Other examples involve unique specialty laws, such as one involving the ALPS RRG case in the 9th Circuit. Alaska has a statute that disallows any insurance company from recouping its fees and costs after winning a declaratory relief action resulting in a finding of no insurance coverage. ALPS had a provision in its policy allowing them to recover their fees and costs. The 9th Circuit held that, while the Alaska law could be enforced against any other type of insurance company, it was pre-empted as to RRGs.
Five or six federal circuit courts of appeal and some state supreme courts are enforcing this proposition. RRGs do not sell their liability insurance policies to members of the public. They sell only to their members who/which belong to the same business or profession. The contract of insurance is obviously the integral document controlling the business or operations of the RRG.
According to the NRRA, where most RRGs are at a disadvantage is that the majority of judges and lawyers do not understand RRGs, much less the laws governing them. Superimpose that, therefore, over state laws which are, on their face, either illegal or pre-empted, and life gets more complicated. One of NRRA’s roles over the years has been to try to show its members how they can “un-complicate” these matters.

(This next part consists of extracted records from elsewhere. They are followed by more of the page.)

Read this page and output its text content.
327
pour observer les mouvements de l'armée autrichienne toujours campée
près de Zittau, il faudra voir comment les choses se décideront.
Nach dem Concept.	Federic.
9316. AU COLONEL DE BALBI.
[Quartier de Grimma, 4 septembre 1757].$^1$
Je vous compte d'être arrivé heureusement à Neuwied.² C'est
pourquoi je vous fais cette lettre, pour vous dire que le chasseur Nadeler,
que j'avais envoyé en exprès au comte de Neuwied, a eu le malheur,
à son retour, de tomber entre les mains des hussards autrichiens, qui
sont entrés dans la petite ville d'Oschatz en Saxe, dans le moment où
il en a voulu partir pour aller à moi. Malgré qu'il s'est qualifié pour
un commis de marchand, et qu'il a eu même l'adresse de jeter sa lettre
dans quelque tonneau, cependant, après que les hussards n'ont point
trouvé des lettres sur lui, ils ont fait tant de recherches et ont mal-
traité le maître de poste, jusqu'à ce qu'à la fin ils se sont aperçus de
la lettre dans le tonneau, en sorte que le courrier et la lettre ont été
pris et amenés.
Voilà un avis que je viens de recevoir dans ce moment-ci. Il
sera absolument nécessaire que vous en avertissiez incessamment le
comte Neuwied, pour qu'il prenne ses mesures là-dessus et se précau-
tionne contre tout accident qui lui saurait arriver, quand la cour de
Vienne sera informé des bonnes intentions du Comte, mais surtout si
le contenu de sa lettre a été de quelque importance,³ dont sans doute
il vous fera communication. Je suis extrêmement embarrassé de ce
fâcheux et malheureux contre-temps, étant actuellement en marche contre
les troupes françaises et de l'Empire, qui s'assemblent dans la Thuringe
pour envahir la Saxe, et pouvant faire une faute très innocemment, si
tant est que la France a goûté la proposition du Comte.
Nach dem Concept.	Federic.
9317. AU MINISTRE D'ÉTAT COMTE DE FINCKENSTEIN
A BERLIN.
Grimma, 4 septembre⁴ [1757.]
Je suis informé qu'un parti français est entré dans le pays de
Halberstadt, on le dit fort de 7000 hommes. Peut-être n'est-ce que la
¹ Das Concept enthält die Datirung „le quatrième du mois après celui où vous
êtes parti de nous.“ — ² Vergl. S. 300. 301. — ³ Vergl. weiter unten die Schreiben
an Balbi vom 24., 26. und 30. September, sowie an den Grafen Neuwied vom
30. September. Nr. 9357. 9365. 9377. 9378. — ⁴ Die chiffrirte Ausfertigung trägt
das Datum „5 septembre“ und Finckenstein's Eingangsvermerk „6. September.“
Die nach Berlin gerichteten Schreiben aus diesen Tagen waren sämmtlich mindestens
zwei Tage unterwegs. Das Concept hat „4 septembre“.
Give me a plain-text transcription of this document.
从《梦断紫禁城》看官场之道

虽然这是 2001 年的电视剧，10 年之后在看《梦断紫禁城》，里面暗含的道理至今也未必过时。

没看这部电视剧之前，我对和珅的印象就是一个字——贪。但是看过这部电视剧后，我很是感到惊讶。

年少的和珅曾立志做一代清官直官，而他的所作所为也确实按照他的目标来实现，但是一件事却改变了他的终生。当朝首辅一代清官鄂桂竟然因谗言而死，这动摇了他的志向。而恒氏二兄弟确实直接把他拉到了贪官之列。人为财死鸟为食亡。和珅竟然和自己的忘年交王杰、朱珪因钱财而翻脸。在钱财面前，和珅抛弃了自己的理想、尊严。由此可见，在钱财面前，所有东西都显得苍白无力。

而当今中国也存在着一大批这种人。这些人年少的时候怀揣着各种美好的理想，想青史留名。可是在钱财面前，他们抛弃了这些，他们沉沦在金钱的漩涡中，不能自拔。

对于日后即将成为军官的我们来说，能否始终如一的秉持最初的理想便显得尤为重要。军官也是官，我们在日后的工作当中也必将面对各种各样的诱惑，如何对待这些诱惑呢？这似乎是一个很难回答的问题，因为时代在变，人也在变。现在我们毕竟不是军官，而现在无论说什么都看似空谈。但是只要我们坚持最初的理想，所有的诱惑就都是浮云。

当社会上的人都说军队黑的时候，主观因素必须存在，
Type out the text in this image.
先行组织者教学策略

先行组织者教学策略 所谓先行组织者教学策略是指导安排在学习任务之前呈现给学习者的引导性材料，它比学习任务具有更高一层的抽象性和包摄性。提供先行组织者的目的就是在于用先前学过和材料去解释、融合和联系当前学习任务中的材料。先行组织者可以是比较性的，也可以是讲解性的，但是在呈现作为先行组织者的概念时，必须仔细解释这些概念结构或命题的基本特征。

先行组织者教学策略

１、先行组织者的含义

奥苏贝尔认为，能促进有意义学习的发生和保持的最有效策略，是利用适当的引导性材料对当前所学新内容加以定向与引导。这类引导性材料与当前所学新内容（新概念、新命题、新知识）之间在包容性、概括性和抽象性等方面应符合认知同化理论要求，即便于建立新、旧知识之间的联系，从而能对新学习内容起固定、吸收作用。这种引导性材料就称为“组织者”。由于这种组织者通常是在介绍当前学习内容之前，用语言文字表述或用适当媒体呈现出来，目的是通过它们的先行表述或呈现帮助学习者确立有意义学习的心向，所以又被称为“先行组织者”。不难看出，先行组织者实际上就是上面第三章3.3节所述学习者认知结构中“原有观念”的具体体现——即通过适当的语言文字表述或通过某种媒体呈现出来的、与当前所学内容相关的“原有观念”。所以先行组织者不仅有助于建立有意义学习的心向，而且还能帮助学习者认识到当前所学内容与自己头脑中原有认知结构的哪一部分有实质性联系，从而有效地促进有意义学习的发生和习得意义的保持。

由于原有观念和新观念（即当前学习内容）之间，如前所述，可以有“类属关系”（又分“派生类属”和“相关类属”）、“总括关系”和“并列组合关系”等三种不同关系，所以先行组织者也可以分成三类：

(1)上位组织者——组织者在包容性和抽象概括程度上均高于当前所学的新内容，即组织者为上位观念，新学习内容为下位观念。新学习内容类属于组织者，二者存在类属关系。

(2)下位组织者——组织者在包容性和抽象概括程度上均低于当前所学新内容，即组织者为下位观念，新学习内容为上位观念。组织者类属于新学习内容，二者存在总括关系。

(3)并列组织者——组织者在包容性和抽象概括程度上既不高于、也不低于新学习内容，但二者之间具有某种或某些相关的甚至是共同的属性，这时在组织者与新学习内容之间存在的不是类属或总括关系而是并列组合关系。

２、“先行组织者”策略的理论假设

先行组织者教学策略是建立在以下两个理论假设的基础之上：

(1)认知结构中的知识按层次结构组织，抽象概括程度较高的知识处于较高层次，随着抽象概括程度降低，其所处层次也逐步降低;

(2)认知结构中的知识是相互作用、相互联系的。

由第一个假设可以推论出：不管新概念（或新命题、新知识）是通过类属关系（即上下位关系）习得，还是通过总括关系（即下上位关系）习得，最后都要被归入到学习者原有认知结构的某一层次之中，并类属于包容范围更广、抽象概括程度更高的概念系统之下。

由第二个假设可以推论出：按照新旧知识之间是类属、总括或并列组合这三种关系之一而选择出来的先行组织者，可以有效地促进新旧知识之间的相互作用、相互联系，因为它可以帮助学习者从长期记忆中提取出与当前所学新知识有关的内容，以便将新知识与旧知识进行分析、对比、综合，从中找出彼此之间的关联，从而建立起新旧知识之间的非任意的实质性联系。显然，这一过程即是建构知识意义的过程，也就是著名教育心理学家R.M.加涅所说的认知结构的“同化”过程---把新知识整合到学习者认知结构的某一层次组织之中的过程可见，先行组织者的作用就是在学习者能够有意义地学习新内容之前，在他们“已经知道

“We are now engaged in Phase Two of our campaign. SB516 was not passed by the senate before the session ended on May 5, 2023, so while its proponents pledge that they intend to take another stab at it this coming legislative session, this time we are ready,” Deems concludes. “Our ground campaign has already started. A comprehensive letter has gone out to the FDOT, urging that agency to not be ‘duped’ into getting themselves sued for violating federal law at the behest of the FOIR which is letting its other state agencies do its dirty work for them. During this same time, we are also actively pursuing an initiative to convince the FOIR to allow us to help them amend the pop-up, once and for all.”